Friday, 6 July 2007

A question of boundaries

Question Time on BBC1 last night was more entertaining than usual, and quite good. Last of series, audience all under 22, and an 18-year old on the panel. A pantomime atmosphere at times. Douglas Murray, director of a unit of social cohesion or something - sounded good - was at points doing all he could to subvert social cohesion by his vehement manner of making points. A real pantomime baddie in the audience's eyes with plenty of appropriate booing! And Davina defending her position on one point 'because I'm right'! Great fun - meanwhile, one or two frighteningly bright students periodically helping raise the debate above Jerry Springer level.

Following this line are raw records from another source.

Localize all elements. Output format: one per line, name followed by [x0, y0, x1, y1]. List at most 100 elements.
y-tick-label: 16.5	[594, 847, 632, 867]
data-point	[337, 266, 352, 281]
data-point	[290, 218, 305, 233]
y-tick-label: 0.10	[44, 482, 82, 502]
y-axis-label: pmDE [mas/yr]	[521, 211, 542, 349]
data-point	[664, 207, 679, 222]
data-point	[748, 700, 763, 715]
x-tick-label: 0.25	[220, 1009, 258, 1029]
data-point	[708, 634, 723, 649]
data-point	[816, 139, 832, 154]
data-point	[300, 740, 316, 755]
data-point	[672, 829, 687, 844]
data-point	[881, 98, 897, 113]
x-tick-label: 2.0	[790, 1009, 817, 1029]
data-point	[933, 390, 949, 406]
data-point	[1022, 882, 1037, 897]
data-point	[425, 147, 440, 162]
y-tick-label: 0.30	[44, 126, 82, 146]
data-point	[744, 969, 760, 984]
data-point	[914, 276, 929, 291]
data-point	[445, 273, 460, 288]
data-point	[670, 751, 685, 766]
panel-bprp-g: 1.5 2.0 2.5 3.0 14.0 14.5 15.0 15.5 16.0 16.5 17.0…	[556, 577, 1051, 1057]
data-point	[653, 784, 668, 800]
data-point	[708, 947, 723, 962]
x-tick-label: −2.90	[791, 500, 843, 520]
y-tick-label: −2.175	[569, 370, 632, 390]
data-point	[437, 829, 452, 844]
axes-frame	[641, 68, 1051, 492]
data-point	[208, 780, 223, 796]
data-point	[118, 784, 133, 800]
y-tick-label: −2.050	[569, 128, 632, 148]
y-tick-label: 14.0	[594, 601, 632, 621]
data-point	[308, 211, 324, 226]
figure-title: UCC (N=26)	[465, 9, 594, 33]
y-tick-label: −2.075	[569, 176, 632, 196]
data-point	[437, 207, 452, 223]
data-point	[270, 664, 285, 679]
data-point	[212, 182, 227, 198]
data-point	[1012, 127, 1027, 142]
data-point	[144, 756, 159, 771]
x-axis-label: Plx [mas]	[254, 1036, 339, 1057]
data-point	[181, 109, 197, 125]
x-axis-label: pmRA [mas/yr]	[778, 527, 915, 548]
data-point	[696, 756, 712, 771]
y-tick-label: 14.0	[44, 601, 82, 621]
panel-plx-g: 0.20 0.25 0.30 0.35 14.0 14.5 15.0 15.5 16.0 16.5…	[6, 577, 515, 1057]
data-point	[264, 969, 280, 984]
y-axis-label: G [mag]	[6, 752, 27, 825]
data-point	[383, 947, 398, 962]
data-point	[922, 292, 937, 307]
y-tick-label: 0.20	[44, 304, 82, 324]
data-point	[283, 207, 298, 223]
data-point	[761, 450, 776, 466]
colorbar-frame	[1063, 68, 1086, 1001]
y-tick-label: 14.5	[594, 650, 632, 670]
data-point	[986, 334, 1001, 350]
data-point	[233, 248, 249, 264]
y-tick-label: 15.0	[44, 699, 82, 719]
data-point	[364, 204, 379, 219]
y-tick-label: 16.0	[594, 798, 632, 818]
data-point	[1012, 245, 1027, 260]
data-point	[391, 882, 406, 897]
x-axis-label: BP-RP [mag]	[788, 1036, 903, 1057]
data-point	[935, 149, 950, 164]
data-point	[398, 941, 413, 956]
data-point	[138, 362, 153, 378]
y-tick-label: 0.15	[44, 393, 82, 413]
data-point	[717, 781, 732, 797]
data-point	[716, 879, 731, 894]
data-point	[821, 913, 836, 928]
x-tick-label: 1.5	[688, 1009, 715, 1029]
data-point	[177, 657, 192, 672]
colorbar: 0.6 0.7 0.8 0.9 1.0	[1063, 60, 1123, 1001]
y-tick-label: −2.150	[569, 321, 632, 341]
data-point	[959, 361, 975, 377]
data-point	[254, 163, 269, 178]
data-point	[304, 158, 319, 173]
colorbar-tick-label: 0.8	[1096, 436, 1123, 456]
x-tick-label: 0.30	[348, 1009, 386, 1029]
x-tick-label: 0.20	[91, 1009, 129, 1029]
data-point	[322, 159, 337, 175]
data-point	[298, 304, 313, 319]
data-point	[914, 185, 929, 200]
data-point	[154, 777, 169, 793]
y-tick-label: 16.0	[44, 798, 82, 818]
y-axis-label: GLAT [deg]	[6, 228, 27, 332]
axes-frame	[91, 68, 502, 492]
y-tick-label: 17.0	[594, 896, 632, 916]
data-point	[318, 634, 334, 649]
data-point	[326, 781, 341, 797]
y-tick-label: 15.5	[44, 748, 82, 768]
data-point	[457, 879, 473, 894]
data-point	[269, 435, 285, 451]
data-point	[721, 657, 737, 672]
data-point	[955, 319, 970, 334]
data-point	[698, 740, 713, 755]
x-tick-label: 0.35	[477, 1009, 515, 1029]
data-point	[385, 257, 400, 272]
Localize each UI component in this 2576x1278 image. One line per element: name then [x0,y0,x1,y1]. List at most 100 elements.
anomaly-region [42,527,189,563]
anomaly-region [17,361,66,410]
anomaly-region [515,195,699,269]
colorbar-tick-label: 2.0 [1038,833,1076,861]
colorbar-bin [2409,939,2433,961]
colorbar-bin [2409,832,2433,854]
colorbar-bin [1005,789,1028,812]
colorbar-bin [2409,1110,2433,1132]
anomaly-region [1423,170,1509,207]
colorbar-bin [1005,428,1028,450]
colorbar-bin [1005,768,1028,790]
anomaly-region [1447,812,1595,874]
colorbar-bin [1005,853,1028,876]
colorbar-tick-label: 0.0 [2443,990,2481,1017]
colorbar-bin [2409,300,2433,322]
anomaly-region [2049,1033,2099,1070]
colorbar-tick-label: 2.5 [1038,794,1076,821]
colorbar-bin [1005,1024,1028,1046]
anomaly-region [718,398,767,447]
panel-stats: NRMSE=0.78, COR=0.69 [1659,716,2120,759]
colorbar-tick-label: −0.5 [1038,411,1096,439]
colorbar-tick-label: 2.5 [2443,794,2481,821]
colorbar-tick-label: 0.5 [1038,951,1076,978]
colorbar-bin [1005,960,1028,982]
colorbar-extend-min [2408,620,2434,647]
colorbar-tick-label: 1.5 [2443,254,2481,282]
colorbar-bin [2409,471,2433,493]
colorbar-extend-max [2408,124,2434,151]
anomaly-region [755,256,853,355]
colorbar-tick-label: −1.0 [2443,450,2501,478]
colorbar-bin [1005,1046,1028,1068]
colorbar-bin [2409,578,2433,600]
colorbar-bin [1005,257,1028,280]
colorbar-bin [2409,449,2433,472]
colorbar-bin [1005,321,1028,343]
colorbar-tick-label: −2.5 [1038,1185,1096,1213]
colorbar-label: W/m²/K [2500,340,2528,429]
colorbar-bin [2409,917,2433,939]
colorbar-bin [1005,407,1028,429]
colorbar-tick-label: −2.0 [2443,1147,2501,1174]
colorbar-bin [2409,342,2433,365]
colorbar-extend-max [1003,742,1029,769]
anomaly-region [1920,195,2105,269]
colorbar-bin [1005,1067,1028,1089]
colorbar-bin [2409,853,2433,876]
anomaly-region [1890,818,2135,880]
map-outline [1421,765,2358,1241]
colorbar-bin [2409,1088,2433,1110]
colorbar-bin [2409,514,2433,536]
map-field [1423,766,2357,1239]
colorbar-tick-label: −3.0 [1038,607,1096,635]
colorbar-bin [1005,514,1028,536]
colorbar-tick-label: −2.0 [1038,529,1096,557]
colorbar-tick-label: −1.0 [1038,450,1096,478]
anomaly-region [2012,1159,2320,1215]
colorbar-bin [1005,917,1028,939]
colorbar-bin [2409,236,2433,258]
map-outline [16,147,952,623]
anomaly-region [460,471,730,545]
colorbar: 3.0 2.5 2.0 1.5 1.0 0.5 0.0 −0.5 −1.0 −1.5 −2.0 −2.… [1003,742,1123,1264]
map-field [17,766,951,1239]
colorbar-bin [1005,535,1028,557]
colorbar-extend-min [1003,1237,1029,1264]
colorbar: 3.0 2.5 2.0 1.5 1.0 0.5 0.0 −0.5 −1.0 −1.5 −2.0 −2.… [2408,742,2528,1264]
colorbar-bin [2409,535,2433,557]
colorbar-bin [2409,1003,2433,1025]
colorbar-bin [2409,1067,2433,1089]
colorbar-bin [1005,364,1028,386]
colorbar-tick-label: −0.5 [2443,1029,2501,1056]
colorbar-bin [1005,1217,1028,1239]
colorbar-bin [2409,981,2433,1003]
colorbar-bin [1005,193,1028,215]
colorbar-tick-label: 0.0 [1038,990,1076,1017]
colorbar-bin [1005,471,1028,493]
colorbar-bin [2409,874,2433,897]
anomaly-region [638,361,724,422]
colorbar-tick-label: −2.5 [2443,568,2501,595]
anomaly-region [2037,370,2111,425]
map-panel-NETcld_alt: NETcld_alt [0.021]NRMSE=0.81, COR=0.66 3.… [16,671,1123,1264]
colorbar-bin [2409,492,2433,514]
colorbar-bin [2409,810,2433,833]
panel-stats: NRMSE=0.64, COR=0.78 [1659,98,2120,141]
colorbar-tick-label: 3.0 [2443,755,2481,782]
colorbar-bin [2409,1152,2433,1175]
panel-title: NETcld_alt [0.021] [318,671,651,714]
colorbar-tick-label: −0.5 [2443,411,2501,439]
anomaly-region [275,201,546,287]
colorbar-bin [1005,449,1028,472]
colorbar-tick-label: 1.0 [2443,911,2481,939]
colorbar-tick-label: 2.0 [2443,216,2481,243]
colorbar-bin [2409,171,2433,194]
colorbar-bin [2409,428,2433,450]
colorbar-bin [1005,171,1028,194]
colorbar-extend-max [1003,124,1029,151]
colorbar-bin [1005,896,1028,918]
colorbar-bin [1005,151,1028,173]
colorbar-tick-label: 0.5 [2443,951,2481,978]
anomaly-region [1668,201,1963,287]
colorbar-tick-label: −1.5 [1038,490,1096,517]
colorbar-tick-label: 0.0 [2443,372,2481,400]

A church friend has publicised a 'Rally against terror' in George Sq tomorrow pm. The blurb refers to the issue being about the terrorists on one side v. everyone else on the other, people of faith or no faith, from all walks of life. This echoes a sentiment often heard in politics and the media: a 'tiny violent minority' versus 'the vast majority of decent law-abiding citizens', or Blair/Brown refering to those 'who threaten our way of life'. What interests me is the contrast between this kind of thinking and the gospel challenge. The first looks at the surface of things: terrorist violence is plainly an atrocity. The second, God's perspective, is concerned with the heart. And here every one of us faces choice and challenge. How well does my life measure up to God's standard? CS Lewis's insight is pertinent here, when he said there are no 'ordinary' people, because each of us is ultimately immortal and on a path of inner choice leading progressively either to heaven or hell. Stark, no question, and challenges the underlying assumption of the above notion that most of us are basically okay: where are the boundary lines really drawn?